Tropical calcific pancreatitis and its association with CTRC and SPINK1 (p.N34S) variants.

BACKGROUND

Tropical calcific pancreatitis (TCP) is a relatively common form of chronic pancreatitis in parts of Asia and Africa. The SPINK1 variant p.N34S is strongly associated with TCP, but other genetic factors remain to be defined. Chymotrypsinogen C (CTRC) degrades trypsinogen and loss-of-function variants have been found in European patients with chronic pancreatitis. Preliminary data indicate that CTRC might increase the risk for TCP.

MATERIALS AND METHODS

We selected 150 Indian TCP patients and 150 Indian controls to perform mutational screening of the complete coding region of CTRC and exon 3 of SPINK1. We performed in-silico analysis and functional studies of novel CTRC variants.

RESULTS

We identified eight variants among this sample. Three were synonymous and c.180 C>T was significantly enriched in patients (odds ratio=2.09; 95% confidence interval=1.19-3.67; P=0.03).
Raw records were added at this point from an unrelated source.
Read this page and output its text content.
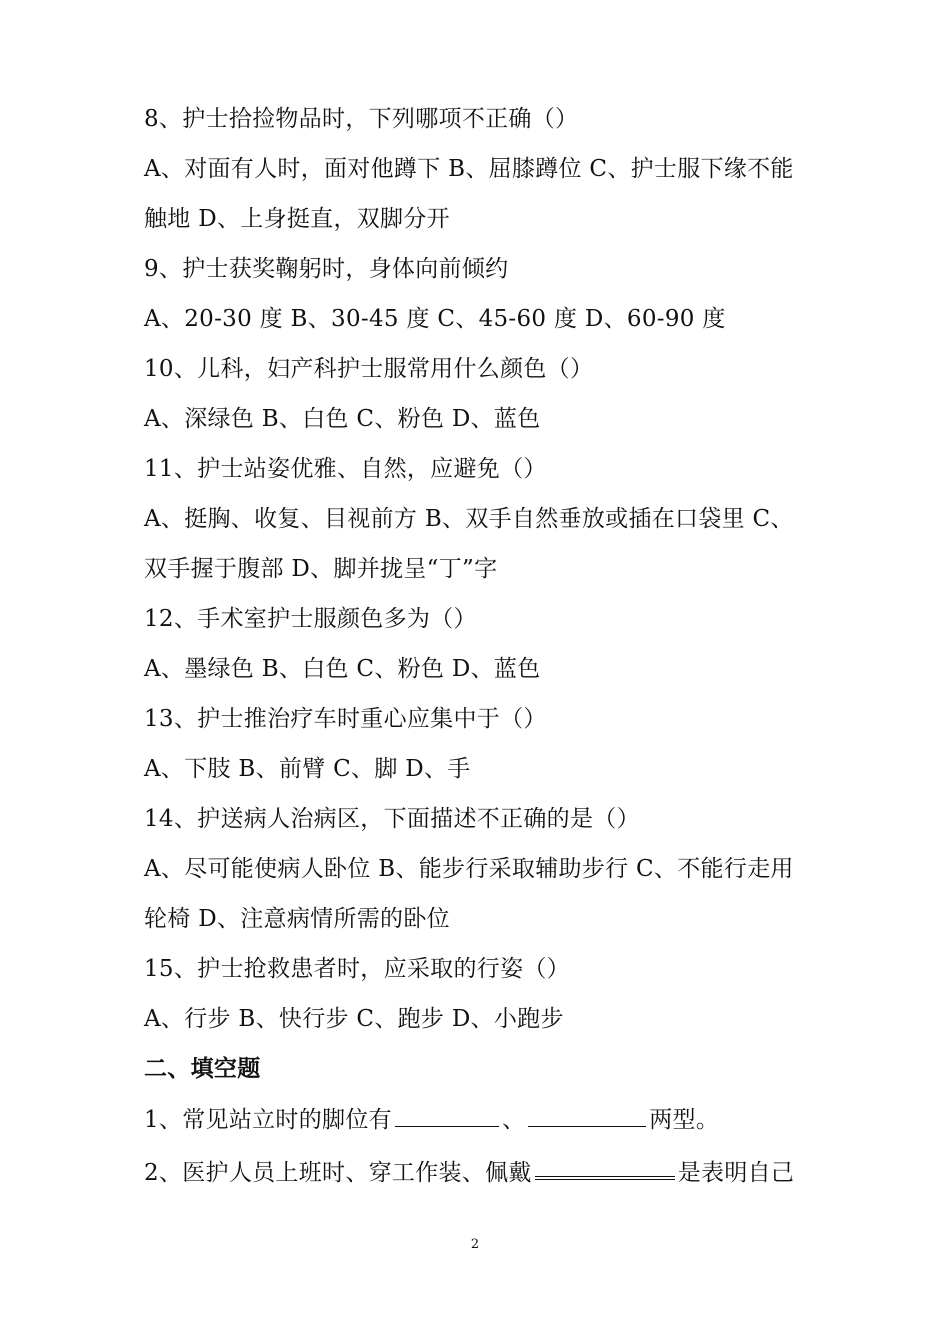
8、护士拾捡物品时，下列哪项不正确（）
A、对面有人时，面对他蹲下 B、屈膝蹲位 C、护士服下缘不能
触地 D、上身挺直，双脚分开
9、护士获奖鞠躬时，身体向前倾约
A、20-30 度 B、30-45 度 C、45-60 度 D、60-90 度
10、儿科，妇产科护士服常用什么颜色（）
A、深绿色 B、白色 C、粉色 D、蓝色
11、护士站姿优雅、自然，应避免（）
A、挺胸、收复、目视前方 B、双手自然垂放或插在口袋里 C、
双手握于腹部 D、脚并拢呈“丁”字
12、手术室护士服颜色多为（）
A、墨绿色 B、白色 C、粉色 D、蓝色
13、护士推治疗车时重心应集中于（）
A、下肢 B、前臂 C、脚 D、手
14、护送病人治病区，下面描述不正确的是（）
A、尽可能使病人卧位 B、能步行采取辅助步行 C、不能行走用
轮椅 D、注意病情所需的卧位
15、护士抢救患者时，应采取的行姿（）
A、行步 B、快行步 C、跑步 D、小跑步
二、填空题
1、常见站立时的脚位有	、	两型。
2、医护人员上班时、穿工作装、佩戴	是表明自己
2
We identified a novel nonsynonymous CTRC (p.G61R) variant in one of 146 patients (0.7%), but absent from controls. In-silico analysis showed that this variant affected a conserved residue, and functional analysis showed that p.G61R results in a complete loss of CTRC secretion from transiently transfected human embryonic kidney 293T cells. SPINK1 p.N34S was present in 31.8% of patients compared with 4.7% in controls, there was no significant cosegregation with CTRC variants.

CONCLUSION

The contribution of CTRC variants to TCP is relatively small, but the identification of novel loss-of-function variants (p.G61R) underscores the importance of the trypsinogen pathway in causing TCP.